Art McDonald, the former director of SNO and 2015 Nobel Prize in physics laureate, gives a really nice talk at the Perimeter Institute. I was expecting a rather dull review of his pathway to the SNO neutrino mass measurement papers in 2002-2004 (for which the Nobel was awarded) — but he has been busy! He is now an emeritus professor at Queen’s, but still involved in SNO+/SNOlab, with DEAP, an experiment aiming at direct-detection of dark matter.
The introduction mentioned Art’s generosity towards students. I’d like to add to the point. Unusually for a PI for such a large collaboration, Art insisted that any one of us who participated in a material way to the production of SNO results should be on the collaboration authors’ list. I’ve not experienced anything like it anywhere else. Academics fight tooth-and-nail to appear as authors on important papers, but on the SNO authors’ list, you’ll see the names of senior professors, research scientists, postdocs, PhD and even lowly MSc students (like I was), along with professional engineers who helped to build the machine, as well as a short but crucial list of scientists who tragically died before the results were released. Furthermore, Art won the Gerhard Herzberg Canada Gold Medal for Science and Engineering in 2003, and quite a bit of money, which he used to set up a postgraduate prize in honour of a young postdoc who succumbed to cancer, and funded all SNO graduate students at Queen’s to travel to Berkeley, California, for the annual SNO collaboration meeting at Lawrence Berkeley National Labs.
McDonald talks about the “solar neutrino problem” (the discrepancy between solar thermonuclear fusion theory, that produced an abundance of electron neutrinos from beta-decay of boron-8 in the complex process that fuses 2 protons into helium, and the experimental measurement made by Ray Davis a half-century ago, which detected only ~1/3 of the expected neutrino flux at earth), the importance of neutrinos in cosmology (e.g., thermal equilibrium of the cosmic microwave background), the production of elements heavier than iron (without neutrinos it would be tough for a supernova to dump the energy rapidly building as a stellar core collapses), as a good chunk of dark matter, and improving our understanding of the Standard Model (SM, which presently may be summarized with an unsatisfactory-tasting “it’s just so”).

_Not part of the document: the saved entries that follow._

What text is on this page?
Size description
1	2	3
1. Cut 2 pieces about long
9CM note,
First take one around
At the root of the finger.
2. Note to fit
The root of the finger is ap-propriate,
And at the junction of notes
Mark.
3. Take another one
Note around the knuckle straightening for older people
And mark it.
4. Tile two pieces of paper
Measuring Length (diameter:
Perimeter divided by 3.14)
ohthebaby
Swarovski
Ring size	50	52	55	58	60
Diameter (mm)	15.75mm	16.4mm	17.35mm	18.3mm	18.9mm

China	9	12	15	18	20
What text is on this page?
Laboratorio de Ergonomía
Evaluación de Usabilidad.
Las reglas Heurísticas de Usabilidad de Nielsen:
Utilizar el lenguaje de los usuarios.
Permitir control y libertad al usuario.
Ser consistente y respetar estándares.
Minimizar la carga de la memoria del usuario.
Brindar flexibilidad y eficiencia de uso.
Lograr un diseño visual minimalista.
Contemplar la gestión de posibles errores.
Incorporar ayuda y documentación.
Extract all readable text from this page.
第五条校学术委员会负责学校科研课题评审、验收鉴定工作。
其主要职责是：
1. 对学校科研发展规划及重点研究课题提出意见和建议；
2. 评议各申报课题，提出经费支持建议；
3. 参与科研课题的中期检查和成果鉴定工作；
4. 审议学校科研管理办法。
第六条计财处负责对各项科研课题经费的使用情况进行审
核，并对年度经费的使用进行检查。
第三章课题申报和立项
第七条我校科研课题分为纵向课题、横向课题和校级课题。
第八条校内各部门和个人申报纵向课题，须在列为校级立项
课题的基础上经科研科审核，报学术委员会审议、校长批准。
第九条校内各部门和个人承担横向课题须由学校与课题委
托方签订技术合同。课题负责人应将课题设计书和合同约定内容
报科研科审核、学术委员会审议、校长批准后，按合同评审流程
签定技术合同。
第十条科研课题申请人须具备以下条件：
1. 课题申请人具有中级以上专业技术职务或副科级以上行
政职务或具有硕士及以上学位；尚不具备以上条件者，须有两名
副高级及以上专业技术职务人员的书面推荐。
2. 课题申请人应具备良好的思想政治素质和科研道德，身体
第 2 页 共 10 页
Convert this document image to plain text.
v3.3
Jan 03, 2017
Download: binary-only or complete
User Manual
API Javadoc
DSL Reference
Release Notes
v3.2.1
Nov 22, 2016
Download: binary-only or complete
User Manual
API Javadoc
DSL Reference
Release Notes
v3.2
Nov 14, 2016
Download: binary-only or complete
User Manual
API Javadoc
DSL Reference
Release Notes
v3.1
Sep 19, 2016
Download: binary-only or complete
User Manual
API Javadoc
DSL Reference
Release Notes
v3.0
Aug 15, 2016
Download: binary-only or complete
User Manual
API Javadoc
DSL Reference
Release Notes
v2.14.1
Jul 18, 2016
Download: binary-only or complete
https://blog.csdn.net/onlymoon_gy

That last point is a really interesting one, worthy of another Nobel Prize: if neutrinoless double-beta decay is observed (as one of the experiments in SNOlab is trying to do), it would mean that the neutrino is its own antiparticle (a so-called Majorana-particle). This would break the symmetry of the SM, now a convenient grid-shape with quarks, and antiquarks (the building blocks of a class of massive particles called hadrons, such as protons and neutrons); “heavy” leptons, like electrons, muons, tauons, and their positrons, antimuons, and antitauons, and their associated neutrinos, electron-, muon-, and tau-neutrinos; the force-carrying gauge bosons (electromagnetism-associated photons, strong nuclear force-associated gluons, and weak nuclear force-associated W/Z-bosons); and finally the Higgs boson. There already has a place for the graviton, an as yet undiscovered spin 2 boson responsible for quantum gravity, if that’s a thing. Aside from symmetry arguments (e.g., they tend to appear in threes, etc.) there is no satisfactory mathematical underpinning of the SM from first-principles, so it’s hard to probe around its edges for new physics. If neutrinos are Majorana particles, they would certainly be different from quarks and the other leptons, like electrons; and they may also be the reason that there is a curious imbalance of matter to antimatter in the universe. (Except for a special case in which antimatter and matter are somehow well segregated from one anther throughout space, the fact that we don’t see bright, high-energy photons streaming in from all around us is good evidence that matter-antimatter annihilation is uncommon. The best cosmogenic models predict an equivalent production of matter and antimatter. So where did all the antimatter go?)